“Il vino è un incontro da realizzare, un’esperienza partecipativa”. Lo sostiene il professore, Nicola Perullo, rettore dell’Università di Scienze Gastronomiche di Pollenzo. Una riflessione questa che sta alla base della sua teoria sull’esperienza del bere il vino intesa non come esercizio di competenza, ma come uno spazio di autenticità. “Una pratica che oggi rischia di essere definita da un eccesso di sapere – sostiene il docente – che non fa che negare con pregiudizi, lessici tecnici e griglie valutative la capacità di percepire davvero il vino”.
Si assaggia il vino cercando conferme, cercando di riconoscere aromi prestabiliti, finendo poi per giudicare prima ancora di sentire davvero. Ma cosa accade quando un’eccessiva “cultura del vino” trasforma l’esperienza autentica del bere, sostituendo con schemi prestabiliti la percezione personale e la dimensione relazionale e collettiva che il vino stesso crea? Secondo Perullo, il rischio è evidente: “accade che il vino viene ridotto a un generale marchio, oggetto di consumo, a un prodotto da dover decifrare attraverso codici sempre più complessi, sofisticati, negandone la natura più profonda, quella relazionale”.

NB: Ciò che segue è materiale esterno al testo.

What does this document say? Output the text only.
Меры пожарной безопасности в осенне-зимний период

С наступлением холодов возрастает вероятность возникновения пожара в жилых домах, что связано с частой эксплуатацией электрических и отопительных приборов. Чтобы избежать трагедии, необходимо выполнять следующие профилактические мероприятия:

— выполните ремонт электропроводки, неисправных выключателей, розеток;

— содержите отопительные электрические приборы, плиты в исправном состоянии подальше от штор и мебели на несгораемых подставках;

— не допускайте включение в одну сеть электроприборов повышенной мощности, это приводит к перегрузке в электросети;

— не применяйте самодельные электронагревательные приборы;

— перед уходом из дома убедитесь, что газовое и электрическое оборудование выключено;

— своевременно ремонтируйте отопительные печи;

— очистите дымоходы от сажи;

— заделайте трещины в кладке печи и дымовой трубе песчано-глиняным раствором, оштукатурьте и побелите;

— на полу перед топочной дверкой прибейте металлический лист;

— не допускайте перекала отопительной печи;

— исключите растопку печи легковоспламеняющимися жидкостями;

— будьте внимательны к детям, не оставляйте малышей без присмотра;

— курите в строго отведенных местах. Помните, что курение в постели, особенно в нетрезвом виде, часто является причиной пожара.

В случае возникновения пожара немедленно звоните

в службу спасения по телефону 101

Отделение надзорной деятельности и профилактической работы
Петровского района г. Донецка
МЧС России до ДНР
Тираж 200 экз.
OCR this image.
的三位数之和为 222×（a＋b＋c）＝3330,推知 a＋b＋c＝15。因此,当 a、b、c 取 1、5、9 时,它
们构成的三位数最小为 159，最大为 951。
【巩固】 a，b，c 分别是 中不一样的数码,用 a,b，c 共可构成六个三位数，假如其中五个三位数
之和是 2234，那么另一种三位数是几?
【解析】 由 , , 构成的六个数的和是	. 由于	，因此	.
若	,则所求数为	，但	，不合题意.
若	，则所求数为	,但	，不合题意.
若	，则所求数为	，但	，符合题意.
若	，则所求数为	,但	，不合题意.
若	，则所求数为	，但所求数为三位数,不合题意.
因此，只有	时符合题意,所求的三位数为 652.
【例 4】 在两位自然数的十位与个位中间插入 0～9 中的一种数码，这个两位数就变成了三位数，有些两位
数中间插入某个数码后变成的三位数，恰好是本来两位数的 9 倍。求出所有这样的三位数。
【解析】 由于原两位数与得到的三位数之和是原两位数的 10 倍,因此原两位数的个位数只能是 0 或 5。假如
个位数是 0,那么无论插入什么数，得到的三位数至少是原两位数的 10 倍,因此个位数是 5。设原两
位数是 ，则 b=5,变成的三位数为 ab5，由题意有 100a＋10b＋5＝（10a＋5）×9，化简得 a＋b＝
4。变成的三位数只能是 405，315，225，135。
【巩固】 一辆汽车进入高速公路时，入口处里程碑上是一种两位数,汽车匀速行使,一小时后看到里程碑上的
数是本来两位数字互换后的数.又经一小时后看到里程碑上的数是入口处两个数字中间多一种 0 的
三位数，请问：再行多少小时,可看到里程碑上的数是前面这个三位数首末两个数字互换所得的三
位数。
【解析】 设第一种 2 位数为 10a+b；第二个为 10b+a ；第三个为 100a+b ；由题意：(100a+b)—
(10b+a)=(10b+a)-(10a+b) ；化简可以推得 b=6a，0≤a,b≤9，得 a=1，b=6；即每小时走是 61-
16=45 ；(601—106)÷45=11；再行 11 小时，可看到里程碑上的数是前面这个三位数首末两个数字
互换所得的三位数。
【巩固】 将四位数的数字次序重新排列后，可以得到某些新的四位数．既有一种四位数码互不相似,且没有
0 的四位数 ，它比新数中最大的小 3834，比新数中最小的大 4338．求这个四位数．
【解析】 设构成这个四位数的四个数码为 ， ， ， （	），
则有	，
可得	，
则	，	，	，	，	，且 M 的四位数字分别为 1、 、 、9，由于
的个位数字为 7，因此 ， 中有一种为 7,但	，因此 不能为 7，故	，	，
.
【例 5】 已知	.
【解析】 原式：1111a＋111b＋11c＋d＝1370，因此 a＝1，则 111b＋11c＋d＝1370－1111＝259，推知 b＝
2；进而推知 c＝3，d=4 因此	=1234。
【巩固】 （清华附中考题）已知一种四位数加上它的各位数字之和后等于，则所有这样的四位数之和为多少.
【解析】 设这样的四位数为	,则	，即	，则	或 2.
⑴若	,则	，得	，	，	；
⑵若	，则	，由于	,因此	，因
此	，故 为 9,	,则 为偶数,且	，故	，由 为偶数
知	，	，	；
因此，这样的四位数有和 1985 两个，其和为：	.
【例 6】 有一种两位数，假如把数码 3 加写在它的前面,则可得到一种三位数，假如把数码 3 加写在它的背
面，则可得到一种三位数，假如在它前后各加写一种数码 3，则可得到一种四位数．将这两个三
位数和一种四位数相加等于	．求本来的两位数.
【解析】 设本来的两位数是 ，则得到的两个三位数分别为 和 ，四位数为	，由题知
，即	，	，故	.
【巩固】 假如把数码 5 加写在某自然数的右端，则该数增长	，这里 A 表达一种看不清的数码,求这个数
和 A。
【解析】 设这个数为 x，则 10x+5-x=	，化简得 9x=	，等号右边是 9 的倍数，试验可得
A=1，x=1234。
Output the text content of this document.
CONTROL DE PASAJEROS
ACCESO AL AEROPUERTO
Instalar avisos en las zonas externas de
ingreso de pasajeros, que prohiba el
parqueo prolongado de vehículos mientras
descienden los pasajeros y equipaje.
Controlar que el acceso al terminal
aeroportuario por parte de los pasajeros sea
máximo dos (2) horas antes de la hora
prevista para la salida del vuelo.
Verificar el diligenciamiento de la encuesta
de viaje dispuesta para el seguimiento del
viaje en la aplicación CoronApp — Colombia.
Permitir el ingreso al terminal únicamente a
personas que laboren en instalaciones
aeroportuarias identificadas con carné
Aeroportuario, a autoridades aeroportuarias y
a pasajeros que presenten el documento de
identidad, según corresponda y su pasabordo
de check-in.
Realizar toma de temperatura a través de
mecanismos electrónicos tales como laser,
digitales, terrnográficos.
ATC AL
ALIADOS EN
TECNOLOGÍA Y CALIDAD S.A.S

A questa condizione il filosofo risponde invitando a ripensare il concetto stesso di esperienza del vino, mettendo in discussione l’idea di un’unica “scienza” possibile o di una competenza definitiva. Perullo invita a sospendere il pregiudizio alimentato da un sapere esclusivamente oggettivo, per tornare a concentrarsi sul sentire del vino in quanto vino, e non in quanto prodotto di consumo: non su ciò che “dovremmo” percepire in qualità di potenziali sommelier, ma su ciò che effettivamente sentiamo come partecipanti all’esperienza con esso. Bere vino, in questa prospettiva, significa lasciarsi attraversare da una molteplicità di immagini, rimandi e relazioni possibili, aprendo lo spazio allo stupore e alla scoperta.
“La troppa competenza, paradossalmente, può diventare una forma di cecità: ci fa iniziare già sapendo come andrà a finire, lasciando sempre meno spazio allo stupore. Esistono piuttosto pratiche, stili ed espressioni plurali, che acquistano senso ogni volta che incontrano un bevitore disposto ad ascoltarle”, sottolinea.
Per Perullo, “l’obiettivo non deve quindi essere il raggiungimento di un sapere prestabilito sul vino, ma lo sviluppo di un sapere con il vino, che nasce dall’incontro con esso, tenendo insieme esperienza e libertà”. In questo senso, non si tratta di descriverlo in modo corretto, ma di vedere quali immagini, sensazioni, connessioni riesce a generare.
Ogni sorso può diventare l’innesco di nuove sensazioni personali e collettive. “Amo il vino – afferma Perullo – perché mi regala il continuo stupore dell’innesco di relazioni possibili, una vastità di immagini che dispiego e nelle quali trovo e produco continue corrispondenze”. La via da seguire suggerisce il filosofo è così quella di “rendere la cultura enologica non una legge assoluta ma piuttosto un possibile strumento, grazie al quale potersi orientare, senza sostituire il sentire”.